Hardware emulators are programmable devices used in the verification of hardware designs. Hardware emulators may include hardware components capable of processor-based (e.g., hardware-based) emulation of logic systems, such as application specific integrated circuits (ASICs), central processing units (CPUs), graphics processing units (GPUs), and the like. By executing various forms of programmable logic, the hardware emulators may be programmed to mimic the functionality of nearly any prototype logic system design such as an integrated circuit, an entire board of integrated circuits, or an entire system that is undergoing testing. This mimicking of functionality allows logic system designers to prototype their logic system design using processor-based emulation before actually manufacture the logic system, such as an ASIC product, thereby potentially saving millions of dollars by avoiding design failures.

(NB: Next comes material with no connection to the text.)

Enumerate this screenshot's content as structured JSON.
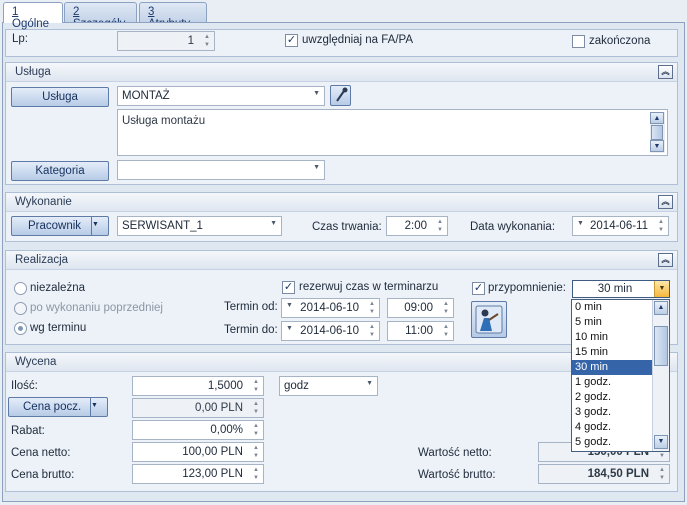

A hardware emulator may be comprised of multiple processors. These processor-based emulators sequentially evaluate combinatorial logic levels, starting at the inputs and proceeding to the outputs. Each pass through the entire set of logic levels is known as a cycle, and the evaluation of each individual logic level is known as an emulation step. During each process cycle, each processor is capable of emulating a logic gate, mimicking the function of a logic gate in an integrated circuit. The processors are arranged to compute results in parallel, in the same way logic gates present in an integrated circuit compute many results in parallel. This creates a chain of logic similar to what occurs in an integrated circuit. In the chain of logic, efficient communication between processors is crucial.

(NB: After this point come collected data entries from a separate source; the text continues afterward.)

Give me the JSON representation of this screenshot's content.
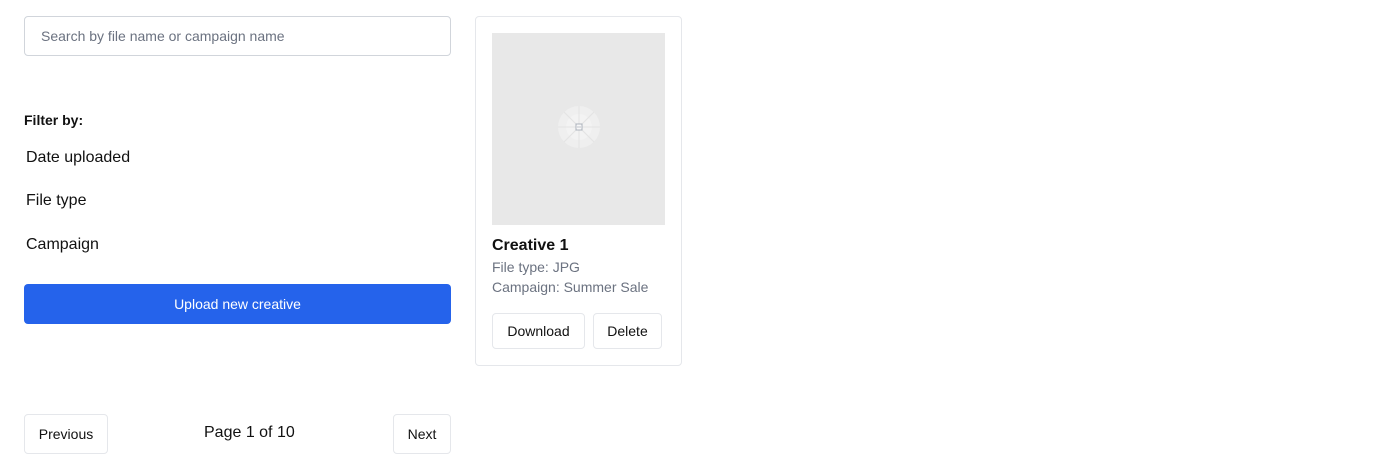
{
  "search": {
    "placeholder": "Search by file name or campaign name",
    "value": ""
  },
  "filters": {
    "heading": "Filter by:",
    "items": [
      {
        "label": "Date uploaded"
      },
      {
        "label": "File type"
      },
      {
        "label": "Campaign"
      }
    ]
  },
  "upload": {
    "label": "Upload new creative"
  },
  "pagination": {
    "previous_label": "Previous",
    "indicator": "Page 1 of 10",
    "next_label": "Next"
  },
  "creatives": [
    {
      "title": "Creative 1",
      "file_type": "File type: JPG",
      "campaign": "Campaign: Summer Sale",
      "image_icon": "image-placeholder-icon",
      "download_label": "Download",
      "delete_label": "Delete"
    }
  ],
  "colors": {
    "primary": "#2563eb",
    "border": "#e5e7eb",
    "muted_text": "#6b7280",
    "image_placeholder": "#e8e8e8"
  }
}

The programs executed by the processors in a hardware emulator may include instructions containing a sequence of operations. The processor typically corresponds to an instruction memory that is read sequentially and provides instructions that are used to read bits out of a data array. Each processor is connected to the data array that is a special memory, and has multiple read ports and supplies input data to the processor via each read port. The processor evaluates the data supplied from the data array in accordance with an instruction word supplied from an instruction memory. The processor does not always require input data from all of the read ports of the data array. The bits that are read from the data array are then fed to a lookup table (LUT) that is controlled by the instruction, and the result of the LUT function is then stored back into the data array. The data array also contains the results of previous LUT evaluations. The data array may also store inputs that come from outside the processor (from other processors of the hardware emulator), and therefore the LUT not only has access to all previous results, but also values from outside the processor.

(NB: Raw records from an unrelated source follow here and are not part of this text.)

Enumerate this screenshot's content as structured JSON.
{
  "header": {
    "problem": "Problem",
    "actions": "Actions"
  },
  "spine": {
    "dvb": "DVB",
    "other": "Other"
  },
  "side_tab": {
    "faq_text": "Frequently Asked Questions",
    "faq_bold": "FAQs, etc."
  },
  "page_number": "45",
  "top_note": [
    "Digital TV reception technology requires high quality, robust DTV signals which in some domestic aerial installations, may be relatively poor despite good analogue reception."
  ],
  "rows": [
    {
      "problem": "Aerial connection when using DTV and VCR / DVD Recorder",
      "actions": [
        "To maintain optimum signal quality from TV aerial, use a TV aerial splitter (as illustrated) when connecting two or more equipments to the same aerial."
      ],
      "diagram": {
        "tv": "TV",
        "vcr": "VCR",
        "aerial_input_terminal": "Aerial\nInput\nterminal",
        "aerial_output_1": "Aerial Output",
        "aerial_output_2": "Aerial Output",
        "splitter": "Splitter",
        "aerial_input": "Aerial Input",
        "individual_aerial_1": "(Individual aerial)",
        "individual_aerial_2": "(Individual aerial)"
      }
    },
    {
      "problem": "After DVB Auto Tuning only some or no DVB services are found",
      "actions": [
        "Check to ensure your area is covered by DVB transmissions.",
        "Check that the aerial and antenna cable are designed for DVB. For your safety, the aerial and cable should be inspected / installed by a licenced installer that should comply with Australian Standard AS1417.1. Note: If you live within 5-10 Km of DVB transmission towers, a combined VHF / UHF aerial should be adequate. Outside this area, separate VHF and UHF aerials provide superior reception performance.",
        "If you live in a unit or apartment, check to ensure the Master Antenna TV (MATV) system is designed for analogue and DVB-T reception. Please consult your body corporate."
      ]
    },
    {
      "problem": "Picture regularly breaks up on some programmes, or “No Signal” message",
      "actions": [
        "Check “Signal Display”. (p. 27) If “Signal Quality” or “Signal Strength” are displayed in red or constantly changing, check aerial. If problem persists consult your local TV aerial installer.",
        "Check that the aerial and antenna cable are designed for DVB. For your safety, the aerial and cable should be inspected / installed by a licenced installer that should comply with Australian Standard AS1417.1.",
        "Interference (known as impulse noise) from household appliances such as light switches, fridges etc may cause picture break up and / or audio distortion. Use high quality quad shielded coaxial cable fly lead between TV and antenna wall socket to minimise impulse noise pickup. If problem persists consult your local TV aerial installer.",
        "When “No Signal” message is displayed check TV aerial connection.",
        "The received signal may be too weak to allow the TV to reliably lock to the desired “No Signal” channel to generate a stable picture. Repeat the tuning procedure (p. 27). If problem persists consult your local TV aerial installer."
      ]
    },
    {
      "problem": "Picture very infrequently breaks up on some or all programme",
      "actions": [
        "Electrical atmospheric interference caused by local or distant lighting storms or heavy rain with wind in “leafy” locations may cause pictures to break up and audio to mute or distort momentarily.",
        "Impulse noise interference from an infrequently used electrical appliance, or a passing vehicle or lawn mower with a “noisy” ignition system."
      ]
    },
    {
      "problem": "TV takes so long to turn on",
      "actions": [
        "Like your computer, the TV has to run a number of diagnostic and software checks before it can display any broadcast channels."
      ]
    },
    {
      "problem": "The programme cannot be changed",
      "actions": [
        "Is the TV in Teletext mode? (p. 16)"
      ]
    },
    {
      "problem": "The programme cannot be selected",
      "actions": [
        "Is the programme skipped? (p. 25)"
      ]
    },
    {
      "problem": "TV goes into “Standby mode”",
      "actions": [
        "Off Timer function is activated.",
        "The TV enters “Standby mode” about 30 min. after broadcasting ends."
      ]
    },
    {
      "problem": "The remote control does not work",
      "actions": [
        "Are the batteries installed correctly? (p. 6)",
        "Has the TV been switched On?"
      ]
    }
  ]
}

The data array stores outputs of the processor for an emulation cycle (in a single phase) and serves as the inputs to the processor. The data value produced by the processor may then be written to the data array at an address indicated by a step number of a current instruction. For example, a result of the instruction executed at step 100 is stored in the data array at address 100. Currently, the processor outputs are written every step in the data array even if the processors did not do any useful computation. For example, in a design with an emulation cycle that has 500 steps, a processor may produce only 200 useful outputs, but due to the current configuration, the data array must do 500 writes of the processor outputs although only 200 are really needed. Because of this existing configuration, there is a waste of memory space of the data array as well as power since the outputs that are not useful are also being written into the data array.
Thus, there is a need in the art for a hardware emulator having improved space utilization of the data array.